A solution of $$FeCl_3$$ when treated with $$K_4[Fe(CN)_6]$$ gives a prussian blue precipitate due to the formation of

We need to identify the compound formed when FeCl$$_3$$ reacts with K$$_4$$[Fe(CN)$$_6$$] to give Prussian blue.

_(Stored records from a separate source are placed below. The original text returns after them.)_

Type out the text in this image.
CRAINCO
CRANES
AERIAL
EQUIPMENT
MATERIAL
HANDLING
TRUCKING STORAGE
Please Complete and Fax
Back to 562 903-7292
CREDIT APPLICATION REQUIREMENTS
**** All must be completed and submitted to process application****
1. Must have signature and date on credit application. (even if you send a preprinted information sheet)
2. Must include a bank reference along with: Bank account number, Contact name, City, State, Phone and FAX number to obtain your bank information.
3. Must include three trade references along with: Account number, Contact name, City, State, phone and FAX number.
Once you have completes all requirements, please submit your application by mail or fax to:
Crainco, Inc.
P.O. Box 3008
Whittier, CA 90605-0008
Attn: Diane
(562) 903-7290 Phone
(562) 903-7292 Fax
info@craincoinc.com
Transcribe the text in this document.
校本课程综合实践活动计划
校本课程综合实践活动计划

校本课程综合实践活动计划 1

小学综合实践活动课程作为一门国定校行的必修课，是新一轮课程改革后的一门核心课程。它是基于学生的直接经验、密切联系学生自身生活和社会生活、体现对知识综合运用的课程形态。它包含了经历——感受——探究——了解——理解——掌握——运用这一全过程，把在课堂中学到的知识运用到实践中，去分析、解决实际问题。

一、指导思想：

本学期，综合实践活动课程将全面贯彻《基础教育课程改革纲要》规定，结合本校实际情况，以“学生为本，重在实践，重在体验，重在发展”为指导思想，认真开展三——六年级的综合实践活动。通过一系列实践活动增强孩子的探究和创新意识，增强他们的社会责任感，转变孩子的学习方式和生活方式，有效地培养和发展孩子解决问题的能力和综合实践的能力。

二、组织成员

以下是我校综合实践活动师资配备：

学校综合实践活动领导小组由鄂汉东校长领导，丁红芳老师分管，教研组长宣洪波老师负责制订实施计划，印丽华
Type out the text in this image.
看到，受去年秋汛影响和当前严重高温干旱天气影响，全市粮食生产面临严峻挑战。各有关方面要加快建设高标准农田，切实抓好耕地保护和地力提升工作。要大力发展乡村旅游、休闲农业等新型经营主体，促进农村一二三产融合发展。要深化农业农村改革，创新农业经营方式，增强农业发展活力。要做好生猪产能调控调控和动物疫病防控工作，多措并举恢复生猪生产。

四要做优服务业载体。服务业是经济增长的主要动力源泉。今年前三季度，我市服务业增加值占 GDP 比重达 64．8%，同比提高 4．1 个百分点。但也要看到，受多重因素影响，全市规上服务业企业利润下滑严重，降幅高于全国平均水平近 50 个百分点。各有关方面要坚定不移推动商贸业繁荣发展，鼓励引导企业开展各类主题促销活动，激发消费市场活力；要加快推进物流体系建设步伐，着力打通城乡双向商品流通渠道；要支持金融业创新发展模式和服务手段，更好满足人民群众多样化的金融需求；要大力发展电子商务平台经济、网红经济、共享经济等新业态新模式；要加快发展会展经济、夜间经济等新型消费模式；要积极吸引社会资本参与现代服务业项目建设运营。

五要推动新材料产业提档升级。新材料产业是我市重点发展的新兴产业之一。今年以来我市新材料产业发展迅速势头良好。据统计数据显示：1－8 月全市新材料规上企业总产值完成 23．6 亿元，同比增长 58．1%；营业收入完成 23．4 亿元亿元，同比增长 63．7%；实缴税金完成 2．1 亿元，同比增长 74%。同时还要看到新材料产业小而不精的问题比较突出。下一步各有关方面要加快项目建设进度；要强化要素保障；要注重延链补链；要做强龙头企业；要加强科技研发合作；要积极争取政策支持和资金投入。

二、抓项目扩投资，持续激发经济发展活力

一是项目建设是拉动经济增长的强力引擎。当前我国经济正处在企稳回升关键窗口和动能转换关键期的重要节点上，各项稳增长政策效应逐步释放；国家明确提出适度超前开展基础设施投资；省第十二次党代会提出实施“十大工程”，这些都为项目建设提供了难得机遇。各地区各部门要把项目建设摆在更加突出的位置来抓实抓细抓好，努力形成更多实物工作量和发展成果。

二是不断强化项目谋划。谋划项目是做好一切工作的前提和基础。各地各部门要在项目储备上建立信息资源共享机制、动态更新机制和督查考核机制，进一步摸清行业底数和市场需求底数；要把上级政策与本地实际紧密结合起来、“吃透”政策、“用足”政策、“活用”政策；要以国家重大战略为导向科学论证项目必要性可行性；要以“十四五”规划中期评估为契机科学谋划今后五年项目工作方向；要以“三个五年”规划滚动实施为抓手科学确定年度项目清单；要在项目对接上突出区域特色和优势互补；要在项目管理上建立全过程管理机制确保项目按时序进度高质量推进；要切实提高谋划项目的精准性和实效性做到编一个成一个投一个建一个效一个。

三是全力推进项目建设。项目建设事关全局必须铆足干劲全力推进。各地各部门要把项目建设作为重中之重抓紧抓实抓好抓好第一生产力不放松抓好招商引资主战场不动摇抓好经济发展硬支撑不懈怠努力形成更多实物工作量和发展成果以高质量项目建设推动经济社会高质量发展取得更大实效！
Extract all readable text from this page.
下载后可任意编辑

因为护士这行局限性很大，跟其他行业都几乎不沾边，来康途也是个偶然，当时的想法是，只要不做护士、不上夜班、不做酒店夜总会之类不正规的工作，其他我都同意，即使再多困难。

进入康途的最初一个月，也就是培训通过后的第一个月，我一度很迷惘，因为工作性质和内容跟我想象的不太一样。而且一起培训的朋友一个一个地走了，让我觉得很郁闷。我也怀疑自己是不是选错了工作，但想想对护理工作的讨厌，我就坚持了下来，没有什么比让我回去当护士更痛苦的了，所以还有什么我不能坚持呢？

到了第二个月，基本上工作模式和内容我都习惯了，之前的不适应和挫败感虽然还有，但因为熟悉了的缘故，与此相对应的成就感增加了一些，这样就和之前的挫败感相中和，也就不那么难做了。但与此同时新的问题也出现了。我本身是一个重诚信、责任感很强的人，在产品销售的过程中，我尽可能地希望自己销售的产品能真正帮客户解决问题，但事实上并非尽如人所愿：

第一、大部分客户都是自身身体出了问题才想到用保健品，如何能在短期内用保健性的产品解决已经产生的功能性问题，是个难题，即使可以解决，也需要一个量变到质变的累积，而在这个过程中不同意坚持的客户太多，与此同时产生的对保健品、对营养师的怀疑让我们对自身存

The Prussian blue test is a classic qualitative test for iron ions:

$$Fe^{3+}$$ (from FeCl$$_3$$) + $$[Fe(CN)_6]^{4-}$$ (from K$$_4$$[Fe(CN)$$_6$$]) → Prussian blue precipitate

The reaction is:

$$4Fe^{3+} + 3[Fe(CN)_6]^{4-} \rightarrow Fe_4[Fe(CN)_6]_3 \downarrow$$

The Prussian blue compound is iron(III) hexacyanoferrate(II), with the formula $$Fe_4[Fe(CN)_6]_3$$. This is a dark blue insoluble precipitate. The $$Fe^{3+}$$ ions are the "outer" iron atoms, and the $$Fe^{2+}$$ ions are inside the $$[Fe(CN)_6]^{4-}$$ complex.

The correct answer is Option (4): Fe$$_4$$[Fe(CN)$$_6$$]$$_3$$.